Kini, sejumlah pelaku co-working space mulai bangkit seiring melandainya pandemi dan kebijakan pemerintah mencabut PPKM pada akhir 2022.
”Banyak yang mencoba bangkit kembali. Ada yang tutup juga dan berusaha buka lagi. Kami sedang mendata ulang jumlah pelaku co-working space yang bertahan saat ini,” kata Felencia. Ia menambahkan, sebelum pandemi, jumlah pelaku co-working space di Indonesia mencapai 200 pelaku usaha yang tersebar di 30 kota.
Felencia menegaskan, bisnis co-working space tidak sebatas penyedia ruang kantor.
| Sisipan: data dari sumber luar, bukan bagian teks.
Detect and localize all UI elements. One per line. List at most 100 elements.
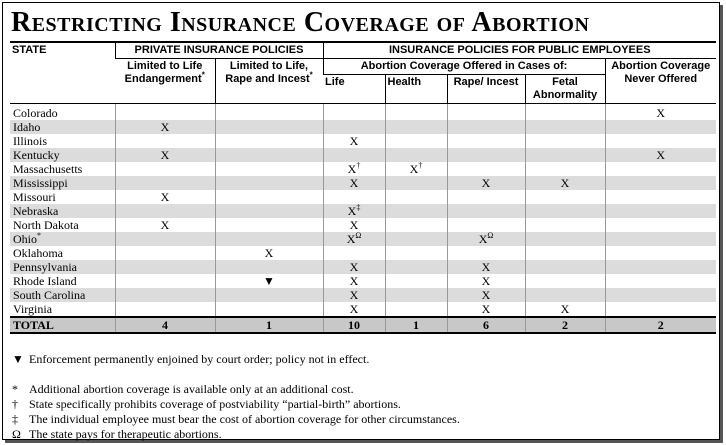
state-cell: Idaho (10, 120, 115, 134)
table-cell (322, 246, 385, 260)
table-cell (604, 260, 716, 274)
table-cell (524, 288, 605, 302)
title: Restricting Insurance Coverage of Aborti… (11, 7, 590, 38)
table-row: North Dakota X X (10, 218, 716, 232)
table-cell (114, 302, 215, 317)
table-cell (604, 274, 716, 288)
table-row: Oklahoma X (10, 246, 716, 260)
frame: Restricting Insurance Coverage of Aborti… (2, 2, 720, 442)
table-cell (384, 204, 447, 218)
table-cell (524, 246, 605, 260)
footnotes: ▼ Enforcement permanently enjoined by cou… (12, 352, 460, 442)
footnote-mark: ‡ (356, 203, 361, 212)
table-cell: X (114, 218, 215, 232)
state-cell: Colorado (13, 106, 58, 120)
table-row: Illinois X (10, 134, 716, 148)
total-cell: 6 (446, 316, 525, 334)
table-cell: X (604, 148, 716, 162)
total-cell: 4 (114, 316, 215, 334)
table-row: Massachusetts X† X† (10, 162, 716, 176)
table-body: Colorado X Idaho X Illinois X Kentucky X X Massac… (10, 103, 716, 334)
table-cell (114, 232, 215, 246)
header-cell: STATE (10, 41, 115, 104)
footnote-mark: * (37, 231, 41, 240)
table-cell (446, 134, 525, 148)
table-cell: X (322, 218, 385, 232)
table-cell (604, 218, 716, 232)
table-cell: X (446, 176, 525, 190)
footnote-text: The state pays for therapeutic abortions… (29, 427, 222, 441)
footnote-text: State specifically prohibits coverage of… (29, 397, 401, 411)
footnote-symbol: ▼ (12, 352, 24, 366)
total-cell: 1 (384, 316, 447, 334)
total-cell: 2 (604, 316, 716, 334)
table-cell (604, 204, 716, 218)
table-cell (604, 162, 716, 176)
footnote-mark: * (201, 70, 205, 80)
cell-text: X (346, 232, 356, 246)
table-cell (214, 134, 323, 148)
header-cell: Abortion Coverage Never Offered (604, 58, 716, 104)
table-cell (322, 120, 385, 134)
state-cell: Kentucky (10, 148, 115, 162)
footnote: * Additional abortion coverage is availab… (12, 382, 460, 397)
state-cell: Pennsylvania (10, 260, 115, 274)
table-cell (446, 103, 525, 120)
table-row: Rhode Island ▼ X X (10, 274, 716, 288)
table-cell: X (114, 148, 215, 162)
table-cell (604, 134, 716, 148)
table-cell (604, 302, 716, 317)
table-cell: X (524, 302, 605, 317)
table-cell (384, 134, 447, 148)
state-cell: North Dakota (13, 218, 79, 232)
footnote-symbol: ‡ (12, 412, 18, 426)
table-cell (322, 190, 385, 204)
table-cell (114, 134, 215, 148)
footnote: ‡ The individual employee must bear the c… (12, 412, 460, 427)
table-cell (114, 162, 215, 176)
table-cell (114, 103, 215, 120)
table-cell (114, 274, 215, 288)
table-row: Colorado X (10, 103, 716, 120)
state-cell: Oklahoma (13, 246, 63, 260)
total-cell: TOTAL (10, 316, 115, 334)
table-cell (604, 232, 716, 246)
table-cell (446, 218, 525, 232)
table-cell: X (322, 260, 385, 274)
table-row: Pennsylvania X X (10, 260, 716, 274)
header-text: Limited to Life Endangerment (124, 60, 203, 85)
table-cell (384, 246, 447, 260)
table-cell: X† (322, 161, 385, 176)
header-cell: Rape/ Incest (446, 74, 525, 104)
table-cell (214, 176, 323, 190)
table-cell (114, 288, 215, 302)
footnote-mark: † (356, 161, 361, 170)
header-text: Limited to Life, Rape and Incest (225, 60, 310, 85)
table-cell (114, 260, 215, 274)
state-cell: Rhode Island (13, 274, 77, 288)
table-cell (114, 176, 215, 190)
table-cell: X (446, 260, 525, 274)
table-cell: X (322, 274, 385, 288)
table-cell (214, 190, 323, 204)
table-cell (446, 190, 525, 204)
table-cell: X (214, 246, 323, 260)
state-cell: Mississippi (10, 176, 115, 190)
table-cell (524, 134, 605, 148)
table-cell: X (446, 288, 525, 302)
header-cell: INSURANCE POLICIES FOR PUBLIC EMPLOYEES (322, 41, 716, 59)
table-cell (114, 246, 215, 260)
table-cell (604, 288, 716, 302)
table-cell (384, 218, 447, 232)
table-cell (384, 148, 447, 162)
table-cell: X (604, 103, 716, 120)
footnote-mark: Ω (487, 231, 494, 240)
header-cell: PRIVATE INSURANCE POLICIES (114, 41, 323, 59)
table-cell (524, 120, 605, 134)
table-cell (524, 232, 605, 246)
header-cell: Limited to Life, Rape and Incest* (214, 58, 323, 104)
footnote-mark: Ω (355, 231, 362, 240)
cell-text: X (409, 162, 419, 176)
table: STATE PRIVATE INSURANCE POLICIES INSURAN… (10, 41, 716, 334)
total-cell: 2 (524, 316, 605, 334)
Bisnis ini juga menggarap komunitas dan jejaring. Kombinasi bisnis properti, jasa (hospitality), serta membangun jejaring dan komunitas bisnis tetap memiliki peluang. Ruang kerja yang fleksibel dan wadah komunitas bisnis bagi usaha rintisan (start up) dan usaha mikro, kecil, menengah memberikan nilai tambah ketimbang sekadar menyediakan ruang kantor.
”Kami tidak sekadar menyediakan meja, kursi dan internet, tetapi juga menyediakan wadah komunitas di mana kami berkontribusi terhadap anggota atau para tenant,” kata Felencia, yang juga Managing Director Ke:kini Co-working Space, saat dihubungi, Rabu (8/2/2023).
Baca juga: Adaptasi "Co-working Space" Saat Pandemi

Karyawan mengikuti pertemuan di ruang kerja bersama (co-working space) Impact Hub di kawasan Setiabudi, Jakarta Selatan, Kamis (25/11/2021).
Fleksibilitas kerja yang berlanjut pasca pandemi, yakni memadukan bekerja di kantor (WFO) dan bekerja dari rumah (WFH) dinilai membuka peluang bagi co-working space untuk membidik pekerja yang membutuhkan ruang kerja di luar kantor. Sebab, tidak semua pekerja memiliki ruang kerja yang layak di rumah, di samping mencari alternatif ruang untuk bekerja selain di rumah.
CoHive pernah merilis survei Dunia Kerja Pasca Pandemi Covid-19. Survei ini merangkum pendapat dari 1.300 karyawan yang tersebar di beberapa kota di Indonesia. Survei diadakan selama November 2021 hingga Januari 2022. Mayoritas responden berusia 21–30 tahun (69 persen), bekerja sebagai staf (66 persen ), dan berdomisili di wilayah Jabodetabek (51 persen).
Mayoritas responden memilih untuk kembali bekerja dari kantor jika kondisi sudah kembali normal. Ada beberapa faktor yang mendorong pilihan tersebut, seperti kebijakan perusahaan, tantangan bekerja dari rumah, dan kurangnya efektivitas komunikasi selama bekerja dari rumah. Tantangan terbesar saat bekerja dari rumah, yakni jaringan koneksi internet dan tidak tersedianya ruang kerja yang layak.
Jika dimungkinkan untuk bekerja sepenuhnya dari rumah atau lokasi di luar kantor, 76 persen responden berencana membangun ruang khusus untuk bekerja dari rumah atau mendaftar keanggotaan di co-working space. Co-working space juga memungkinkan perusahaan membuka kantor cabang mendekati tempat tinggal karyawan tanpa melakukan investasi yang terlalu besar dan perawatan fasilitas yang terlalu tinggi.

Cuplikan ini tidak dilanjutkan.